Unit-testing – How to unit-test code using graph structures

graphtest-coverageunit testing

I am writing (recursive) code that is navigating a dependency graph looks for cycles or contradictions in the dependencies. However, I am not sure how to approach unit testing this. The problem is that one of our main concerns is will the code handle on all the interesting graph structures that can arise and making sure that all nodes will be handled appropriately.

While usually 100% line or branch coverage is sufficient to be confident that some code works, it feels like even with 100% path coverage you'd still have doubts.

So, how does one go about selecting graph structures for test cases to have confidence that their code could handle all the conceivable permutations you'll find in real world data.

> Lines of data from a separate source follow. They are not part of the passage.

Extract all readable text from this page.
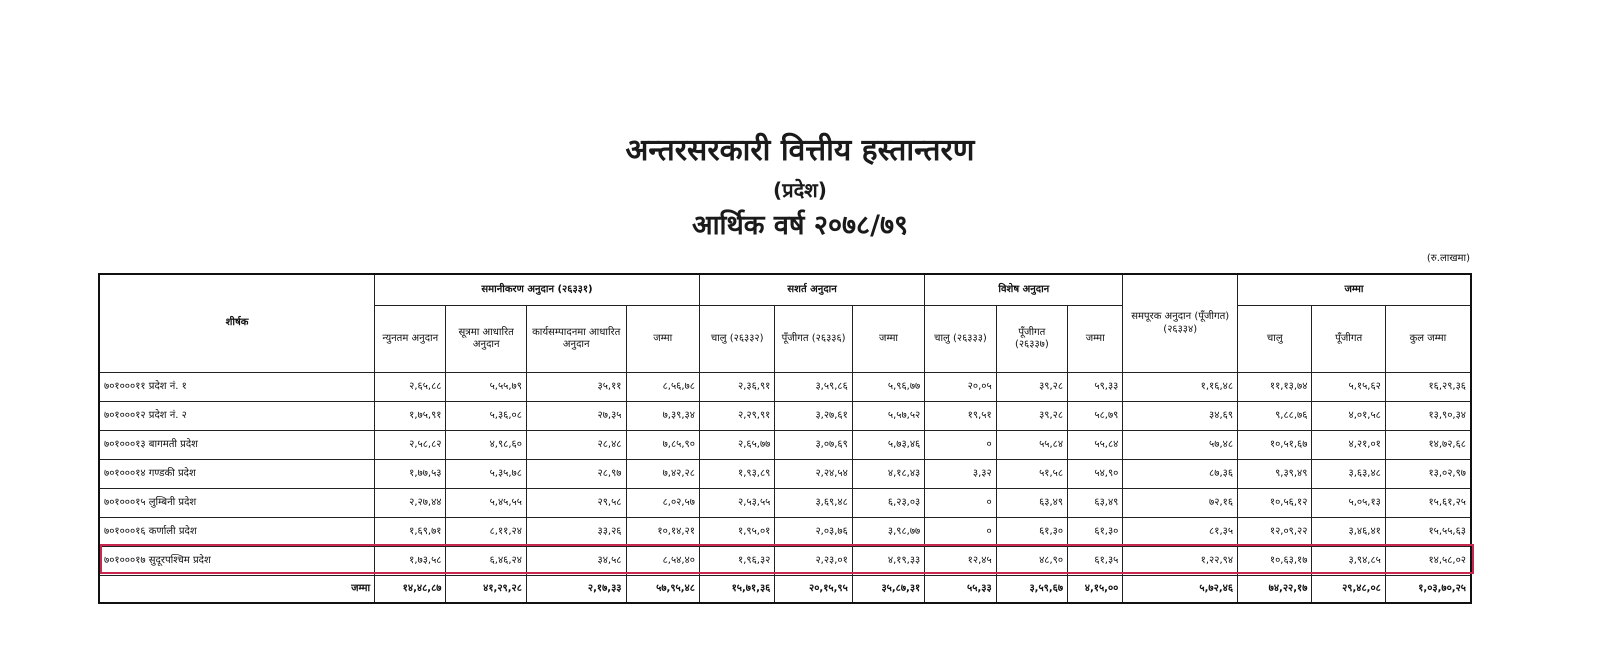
अन्तरसरकारी वित्तीय हस्तान्तरण
(प्रदेश)
आर्थिक वर्ष २०७८/७९
(रु.लाखमा)
शीर्षक	समानीकरण अनुदान (२६३३१)				सशर्त अनुदान			विशेष अनुदान			समपूरक अनुदान (पूँजीगत) (२६३३४)	जम्मा		
	न्युनतम अनुदान	सूत्रमा आधारित अनुदान	कार्यसम्पादनमा आधारित अनुदान	जम्मा	चालु (२६३३२)	पूँजीगत (२६३३६)	जम्मा	चालु (२६३३३)	पूँजीगत (२६३३७)	जम्मा		चालु	पूँजीगत	कुल जम्मा
७०१०००११ प्रदेश नं. १	२,६५,८८	५,५५,७९	३५,११	८,५६,७८	२,३६,९१	३,५९,८६	५,९६,७७	२०,०५	३९,२८	५९,३३	१,१६,४८	११,१३,७४	५,१५,६२	१६,२९,३६
७०१०००१२ प्रदेश नं. २	१,७५,९१	५,३६,०८	२७,३५	७,३९,३४	२,२९,९१	३,२७,६१	५,५७,५२	१९,५१	३९,२८	५८,७९	३४,६९	९,८८,७६	४,०१,५८	१३,९०,३४
७०१०००१३ बागमती प्रदेश	२,५८,८२	४,९८,६०	२८,४८	७,८५,९०	२,६५,७७	३,०७,६९	५,७३,४६	०	५५,८४	५५,८४	५७,४८	१०,५१,६७	४,२१,०१	१४,७२,६८
७०१०००१४ गण्डकी प्रदेश	१,७७,५३	५,३५,७८	२८,९७	७,४२,२८	१,९३,८९	२,२४,५४	४,१८,४३	३,३२	५१,५८	५४,९०	८७,३६	९,३९,४९	३,६३,४८	१३,०२,९७
७०१०००१५ लुम्बिनी प्रदेश	२,२७,४४	५,४५,५५	२९,५८	८,०२,५७	२,५३,५५	३,६९,४८	६,२३,०३	०	६३,४९	६३,४९	७२,१६	१०,५६,१२	५,०५,१३	१५,६१,२५
७०१०००१६ कर्णाली प्रदेश	१,६९,७१	८,११,२४	३३,२६	१०,१४,२१	१,९५,०१	२,०३,७६	३,९८,७७	०	६१,३०	६१,३०	८१,३५	१२,०९,२२	३,४६,४१	१५,५५,६३
७०१०००१७ सुदूरपश्चिम प्रदेश	१,७३,५८	६,४६,२४	३४,५८	८,५४,४०	१,९६,३२	२,२३,०१	४,१९,३३	१२,४५	४८,९०	६१,३५	१,२२,९४	१०,६३,१७	३,९४,८५	१४,५८,०२
जम्मा	१४,४८,८७	४१,२९,२८	२,१७,३३	५७,९५,४८	१५,७१,३६	२०,१५,९५	३५,८७,३१	५५,३३	३,५९,६७	४,१५,००	५,७२,४६	७४,२२,१७	२९,४८,०८	१,०३,७०,२५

PS- If it matters, all edges in my graph are labelled "must have" xor "cannot have" and there are no trivial cycles, and there is only one edge between any two nodes.


PPS- This additional problem statement was originally posted by the question's author in a comment below:

For all vertices N in forest F, for all vertices M, in F, such that if there are any walks between N and M they all must either use only edges labelled 'conflict' or 'requires'.

Best Answer

We keep thinking that we have all the tricky ones covered and then we realise that a certain structure causes problems we hadn't considered before. Testing every tricky that we can think of is what we are doing.

That sounds like a good start. I guess you already tried to apply some classic techniques like boundary value analysis or equivalence partitioning, as you already mentioned coverage based testing. After you invested a lot of time in constructing good test cases, you will come to a point where you, your team and also your testers (if you have those) run out of ideas. And that's the point where you should leave the path of unit testing and start testing with as much real world data as you can.

It should be obvious that you should try to pick a big diversity of graphs from your production data. Maybe you have to write some additional tools or programs just for that part of the process. The hard part here is probably to verify the correctness of your programs output, when you put ten thousand different real world graphs into your program, how will you know if your program produces always the correct output? Obviously you cannot check than manually. So if you are lucky, you may be able to make a second, very simple implementation of your dependency check, which might not fulfill your performance expectations, but is easier to verify than your original algorithm. You should also try to integrate a lot of plausibility checks directly into your program (for example, make some bookkeeping if your graph search hit every node and every edge of the graph).

Finally, learn to accept that every test can only proof the existence of bugs, but not the absence of bugs.